Editorial Team   |   January 30, 2020

Cannabis Vending Machines

Sophisticated AI is bringing automation to cannabis retail.
Our CannabisTech writers come from a wide variety of backgrounds with a passion for cannabis and technology, matched only by their desire to educate the world about the cannabis industry.

Many experts claimed that cannabis vending machines would eventually lead the game in the legal marijuana business. As part of the distribution system of the cannabis market, such devices, indeed, have the potential to transform the industry. 

Cannabis vending machines are not a novelty, despite a few failures. Today, new actors are entering the market like Company Frost, which has released a patent to market a cannabis vending machine named Anna. 

Let’s go through a brief history of cannabis vending machines and examine how Anna can make a change in the business. 

Why Vending Machines Could Transform the Cannabis Industry

Cannabis proponents have touted cannabis vending machines as a real game-changer for the business. Not only could cannabis dispensing be more convenient and easy to reach more consumers with such devices — similar to a traditional vending machine selling food or drinks — which was the purpose of American Green with ZaZZZ —  but could also change the face of marijuana retail. 
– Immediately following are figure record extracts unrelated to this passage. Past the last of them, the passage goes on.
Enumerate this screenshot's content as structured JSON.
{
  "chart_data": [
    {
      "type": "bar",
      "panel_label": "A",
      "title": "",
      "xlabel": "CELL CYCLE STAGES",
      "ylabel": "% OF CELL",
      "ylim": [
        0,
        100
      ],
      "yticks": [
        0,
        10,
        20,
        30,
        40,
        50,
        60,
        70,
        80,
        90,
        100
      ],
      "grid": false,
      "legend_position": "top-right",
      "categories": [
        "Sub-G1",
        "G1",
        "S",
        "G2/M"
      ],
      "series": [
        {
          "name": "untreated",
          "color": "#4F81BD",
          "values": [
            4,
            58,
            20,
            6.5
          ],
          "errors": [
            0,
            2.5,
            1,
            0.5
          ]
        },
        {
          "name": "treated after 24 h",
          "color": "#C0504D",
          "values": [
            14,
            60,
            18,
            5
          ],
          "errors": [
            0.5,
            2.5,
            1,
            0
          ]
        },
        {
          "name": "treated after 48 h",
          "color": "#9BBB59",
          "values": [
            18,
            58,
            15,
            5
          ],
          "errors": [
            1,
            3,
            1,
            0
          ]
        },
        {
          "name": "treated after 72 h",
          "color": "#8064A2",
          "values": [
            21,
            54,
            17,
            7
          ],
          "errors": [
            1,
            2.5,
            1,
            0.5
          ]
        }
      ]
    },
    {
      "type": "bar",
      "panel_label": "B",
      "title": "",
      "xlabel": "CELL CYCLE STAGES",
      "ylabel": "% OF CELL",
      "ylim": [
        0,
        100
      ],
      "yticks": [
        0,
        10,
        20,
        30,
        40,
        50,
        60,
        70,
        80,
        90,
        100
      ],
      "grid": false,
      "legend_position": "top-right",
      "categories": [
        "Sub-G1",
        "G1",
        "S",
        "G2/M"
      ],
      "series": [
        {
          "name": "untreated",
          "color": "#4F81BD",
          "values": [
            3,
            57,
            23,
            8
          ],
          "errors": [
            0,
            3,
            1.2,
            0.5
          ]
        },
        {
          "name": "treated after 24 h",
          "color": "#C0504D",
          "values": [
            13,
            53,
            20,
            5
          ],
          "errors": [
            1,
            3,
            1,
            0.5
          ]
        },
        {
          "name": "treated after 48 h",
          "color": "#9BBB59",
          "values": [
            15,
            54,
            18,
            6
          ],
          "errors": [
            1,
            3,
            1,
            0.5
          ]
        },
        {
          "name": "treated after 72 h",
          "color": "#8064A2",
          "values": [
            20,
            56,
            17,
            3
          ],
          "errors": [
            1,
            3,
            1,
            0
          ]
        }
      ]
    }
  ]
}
Boosting Marijuana Retail 

As a pioneering state in marijuana legislation, the state of Colorado was the first ever to introduce a marijuana vending machine that sold only edibles, in 2014. Followed Seattle, with the ZaZZZ offering flower buds that could be ordered by patients for therapeutic purposes. With a medical marijuana card and a driver's license, users could complete their purchase upon authentication and data check. 

But unlike traditional vending machines, these cannabis providers are located inside medical dispensaries where users can check in with their ID through an employee. Furthermore, these machines can only be accessed at certain times during the dispensaries opening hours. 

Providing Customers with Outstanding Technology and Cannabis Products

Other attempts at providing cannabis vending machines earlier were noticed, with Metbox in 2013, which eventually failed, after promoting the need to remove any employee from the process, to benefit companies.

More recently, in 2017, Greenbox Robotics launched a state-the-art cannabis kiosk in California. Bringing customers with touch-screen legal weed kiosk, Greenbox Robotics focused on a faster transaction experience of cannabis products. The company has also partnered with local dispensaries in Los Angeles, who control the shelf life, and operates on five verticals: cannabis flower, edibles, extracts, CBD products, and cannabis accessories. In 2018, Grasshopper kiosks were introduced as the next compliant and advanced-technology automated kiosks in the USA.

As of today, we can see the desire of cannabis retailers to automate and provide efficiency to both consumers and manufacturers. But the difficulty remains that cannabis is legal in some states but not under federal law. There’s a need to streamline and ease the distribution of cannabis products through vending machines while staying compliant with the state laws. 

How Vending Machine Anna Leads the Game

Company Frost has issued a patent for a new machine that could streamline and execute the operation while being legally compliant. How so? 

Imagined by the visionary Matthew Frost in 2017, Anna is designed to remove all hassles faced by the previous vending machines, while providing dispensaries and customers with state-of-the-art technology to rationalize the vending machine distribution process. 

Anna comes equipped with an app where customers can pre-order their desired cannabis products and can handle 56 SKUs—anything from vape cartridges, concentrates, and packages of flower to edibles, drinks, and balms. But the difference with other machines is that an employee can validate the transaction and release the products to the customer after verifying that these transactions are within purchase limits, making it legal in the eyes of most states since customers don’t serve themselves.

Furthermore, with machine learning integration and in-depth analytics, Anna could track customer purchases and generate recommendations upon the return of the customers. It could also enable retailers to predict more accurately customer’s demand and affect supply chain management positively. With strong analytics and a solid business model that can ease the automation and distribution of cannabis products through the new generation of vending machines, Anna could genuinely become a game-changer in the industry. 

What the Future Holds

Anna spent 2018 in the Canopy Boulder cannabis business incubator, and in early 2019, Frost planned pilot programs with LivWell Enlightened Health in Colorado and Reef Dispensaries in Nevada, before going to market later this year. 

Cannabis vending machines can incorporate the best of AI and analytics to predict customer demands and boost customer retention, which can lead to better supply chain management and enable both retailers and suppliers to provide the best products while being state-law compliant. The case of Anna proves that we are just a little step away from getting there.